Vorkasse vergessen    :-o


----------



## Spassbremse (27. Mai 2008)

Solon25 am 27.05.2008 14:25 schrieb:
			
		

> Vorkasse vergessen    :-o



Ich würde sagen, dass ist mit "Sofortüberweisung/Giropay" abgedeckt...


----------



## Mothman (27. Mai 2008)

Ich habe ein Paypal und ein Click&Buy Konto. Click & Buy wird allerdings noch zu selten unterstützt. Paypal ist schon im Moment das beste. Allerdings neige ich leider dazu, seit ich Paypal benutze, Kaufentscheidungen im Inet schneller und unüberlegter zu treffen.^^


----------



## Neawoulf (27. Mai 2008)

Wenn es ein Händler ist, den ich kenne und dem ich vertraue, Lastschrift, ansonsten Rechnung ... ich bin da furchtbar altmodisch. Paypal etc. kommt für mich nicht in Frage, will ich nicht, mag ich nicht ... ich werde alt!


----------



## Mothman (27. Mai 2008)

Neawoulf am 27.05.2008 15:08 schrieb:
			
		

> ... ich bin da furchtbar altmodisch. Paypal etc. kommt für mich nicht in Frage, will ich nicht, mag ich nicht ... ich werde alt!


Just give it a try!


----------



## Solon25 (27. Mai 2008)

Spassbremse am 27.05.2008 14:29 schrieb:
			
		

> Solon25 am 27.05.2008 14:25 schrieb:
> 
> 
> 
> ...


Ups, werde Alt, hab doch explizit nach Vorkasse geschaut und das nicht beachtet *Fehler eingesteh*  Aber giropay.. Hmmm, ist das dieses Prinzip was Alternate nutzt/mal genutzt hat, wo direkt eine Bestätigung für den Händler kommt?


----------



## Herbboy (27. Mai 2008)

Solon25 am 27.05.2008 15:18 schrieb:
			
		

> Spassbremse am 27.05.2008 14:29 schrieb:
> 
> 
> 
> ...


 keine ahnung, ob du das meinst, aber der shop hat quasi nen direktlink zur bank, wo du dann onlinebanking-artig überweis, so dass der shop auch direkt die zahlung bestätigt bekommt. mir ist das nen tick zu unsicher, da ich nicht wissen kann, ob sich da nicht noch einer mitreinschleicht...

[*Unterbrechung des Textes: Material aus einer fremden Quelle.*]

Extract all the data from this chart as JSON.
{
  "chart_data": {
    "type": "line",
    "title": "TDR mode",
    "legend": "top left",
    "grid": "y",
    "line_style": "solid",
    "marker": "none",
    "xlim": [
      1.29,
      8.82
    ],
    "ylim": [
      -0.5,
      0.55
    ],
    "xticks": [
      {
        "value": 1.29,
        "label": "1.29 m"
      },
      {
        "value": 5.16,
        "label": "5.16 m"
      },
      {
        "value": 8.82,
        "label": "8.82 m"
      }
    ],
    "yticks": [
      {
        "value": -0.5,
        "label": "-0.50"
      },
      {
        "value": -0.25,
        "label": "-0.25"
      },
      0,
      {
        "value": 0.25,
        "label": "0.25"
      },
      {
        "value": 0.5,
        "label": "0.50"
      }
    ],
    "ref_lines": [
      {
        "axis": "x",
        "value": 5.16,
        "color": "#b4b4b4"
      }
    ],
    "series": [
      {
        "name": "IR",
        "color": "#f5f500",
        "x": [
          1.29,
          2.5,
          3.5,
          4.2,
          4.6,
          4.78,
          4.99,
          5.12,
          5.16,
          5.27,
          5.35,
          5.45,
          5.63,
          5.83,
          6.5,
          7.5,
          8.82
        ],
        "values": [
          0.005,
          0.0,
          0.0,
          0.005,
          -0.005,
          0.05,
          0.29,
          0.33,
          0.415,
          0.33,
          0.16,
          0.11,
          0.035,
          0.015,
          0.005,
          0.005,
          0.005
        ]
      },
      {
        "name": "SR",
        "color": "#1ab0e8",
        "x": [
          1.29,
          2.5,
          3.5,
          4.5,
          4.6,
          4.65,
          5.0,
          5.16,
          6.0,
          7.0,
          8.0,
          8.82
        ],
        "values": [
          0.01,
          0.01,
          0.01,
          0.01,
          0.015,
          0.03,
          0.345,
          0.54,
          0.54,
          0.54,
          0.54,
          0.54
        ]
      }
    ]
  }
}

ich bevorzuge vorkasse bei shops, die ich schon gut kenne. bei shops, die ich erstmals nutze und der betrag über 150€ liegt oder bei shops, wo ich nicht sicher bin, ob der artikel auch bei vorkasse reserviert bleibt, lieber nachnahme. 

bei bekannten shops aber allgemein am liebsten lastschrift, damit die das direkt lossenden können, ohne auf meine überweisung zu warten. leider kenne ich da bisher nur amazon, was PC&co angeht.


----------



## autumnSkies (27. Mai 2008)

Habe "Giropay" auch noch nie gehört, aber dann gut kombiniert wie Watson persönlich.


----------



## The_Linux_Pinguin (27. Mai 2008)

Mothman am 27.05.2008 15:10 schrieb:
			
		

> Neawoulf am 27.05.2008 15:08 schrieb:
> 
> 
> 
> ...



Naja, man mus ja auch bedenken, dass Gebuehren fuer den Verkaeufer bei Paypal anfallen. Von daher also eher eine schlechte Zahlungsbedingung, auszer er schlaegt gleich auf alle Preise einen Zuschlag...

@ Topic
Fuer mich als Kauefer ist die Rechnung oder ggf. noch die Lastschrift am "sichersten". Von daher bevorzuge ich diese Zahlungsbedingungen auch.


----------



## Mothman (27. Mai 2008)

The_Linux_Pinguin am 27.05.2008 16:32 schrieb:
			
		

> Naja, man mus ja auch bedenken, dass Gebuehren fuer den Verkaeufer bei Paypal anfallen. Von daher also eher eine schlechte Zahlungsbedingung, auszer er schlaegt gleich auf alle Preise einen Zuschlag...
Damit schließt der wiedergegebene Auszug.